Administration Guide

Syntax-based SQL injection detection

Using regular expression-based signatures to detect SQL injection attacks is core to a WAF solution. However, due to the nature of the SQL language being similar to English grammar, false positives can occur together with false negatives as evasion techniques evolve. For example, one regex rule cannot completely cover all the variables of a SQL injection type, such as:

SELECT * FROM users WHERE id = 1 OR 1=1

SELECT * FROM users WHERE id = 1 OR abc=abc

SELECT * FROM users WHERE id = 1 OR 3<5

SELECT * FROM users WHERE id = 1 OR UTC_DATE()=UTC_DATE()

It is a continuous and tedious process to maintain and update the signatures to address new evasion techniques and to tune false positives.

To address this, FortiWeb's Syntax-based SQL injection detection detects a SQL injection attack by analyzing the lexeme and syntax of SQL language rather than using a pattern matching mechanism. It first turns the input statement into a sequence of tokens, and then turns the sequence of tokens into an abstract syntax tree (AST), which is a representation of the abstract syntactic structure of the input statement. The parser compares the produced AST with the AST of built-in standard SQL statements to check whether they have the same AST structure. If the syntactic structures are different, FortiWeb recognizes it as a SQL injection attempt and then triggers the violation action.

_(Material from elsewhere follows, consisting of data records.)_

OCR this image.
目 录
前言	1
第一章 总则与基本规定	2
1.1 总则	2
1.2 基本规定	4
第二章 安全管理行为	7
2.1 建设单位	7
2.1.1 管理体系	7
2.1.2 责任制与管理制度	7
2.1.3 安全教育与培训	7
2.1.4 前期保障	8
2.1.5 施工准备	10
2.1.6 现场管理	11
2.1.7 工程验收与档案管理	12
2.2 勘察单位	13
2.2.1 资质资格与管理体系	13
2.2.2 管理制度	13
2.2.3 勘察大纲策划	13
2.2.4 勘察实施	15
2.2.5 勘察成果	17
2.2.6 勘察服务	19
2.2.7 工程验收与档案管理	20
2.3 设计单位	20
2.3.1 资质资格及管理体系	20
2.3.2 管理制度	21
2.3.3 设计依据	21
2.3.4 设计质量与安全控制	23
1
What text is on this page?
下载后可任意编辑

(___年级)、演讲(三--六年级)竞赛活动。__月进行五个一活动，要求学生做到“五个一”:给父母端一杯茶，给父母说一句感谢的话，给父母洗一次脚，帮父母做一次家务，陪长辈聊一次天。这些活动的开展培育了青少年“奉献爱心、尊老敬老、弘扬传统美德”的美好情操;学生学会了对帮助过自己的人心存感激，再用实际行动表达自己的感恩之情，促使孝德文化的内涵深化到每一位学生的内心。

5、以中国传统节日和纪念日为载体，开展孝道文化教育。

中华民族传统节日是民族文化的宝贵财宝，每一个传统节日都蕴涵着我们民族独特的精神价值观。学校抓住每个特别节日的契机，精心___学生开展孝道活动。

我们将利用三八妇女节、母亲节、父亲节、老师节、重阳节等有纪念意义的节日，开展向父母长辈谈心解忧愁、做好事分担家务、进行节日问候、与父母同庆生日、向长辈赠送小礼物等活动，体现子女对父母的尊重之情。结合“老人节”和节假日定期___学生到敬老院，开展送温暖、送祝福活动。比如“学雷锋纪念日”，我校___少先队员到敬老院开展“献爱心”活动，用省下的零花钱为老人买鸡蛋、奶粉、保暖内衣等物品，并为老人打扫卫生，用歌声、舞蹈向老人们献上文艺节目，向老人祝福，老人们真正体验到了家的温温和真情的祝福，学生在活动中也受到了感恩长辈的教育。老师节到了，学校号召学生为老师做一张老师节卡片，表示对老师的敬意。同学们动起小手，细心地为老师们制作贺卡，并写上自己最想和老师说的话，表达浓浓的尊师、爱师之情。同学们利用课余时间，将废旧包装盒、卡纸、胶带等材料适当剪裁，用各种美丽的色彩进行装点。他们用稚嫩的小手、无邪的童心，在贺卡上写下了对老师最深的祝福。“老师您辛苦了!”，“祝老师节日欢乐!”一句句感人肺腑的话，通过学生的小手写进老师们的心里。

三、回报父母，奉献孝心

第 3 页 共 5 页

How syntax-based SQL injection detection works

When clients access web applications, they input values in fields rather than the entire SQL statement. The application inserts the values into an SQL statement and sends the query to the database.

For example, you may be asked to enter the employee ID on the web page when you want to check someone's profile. The employee ID is the condition value for the query, and it is sent to the web server by a request:

GET /employee_profile.asp?employee_id=20001 HTTP/1.1

Then the received value 2001 will be combined with a SQL template to generate a SQL statement for the query:

select * from employee where employee_no = 2001

However, if a client inputs the condition value with a snippet such as 1 or 1 = 1, it might be a SQL injection attempt.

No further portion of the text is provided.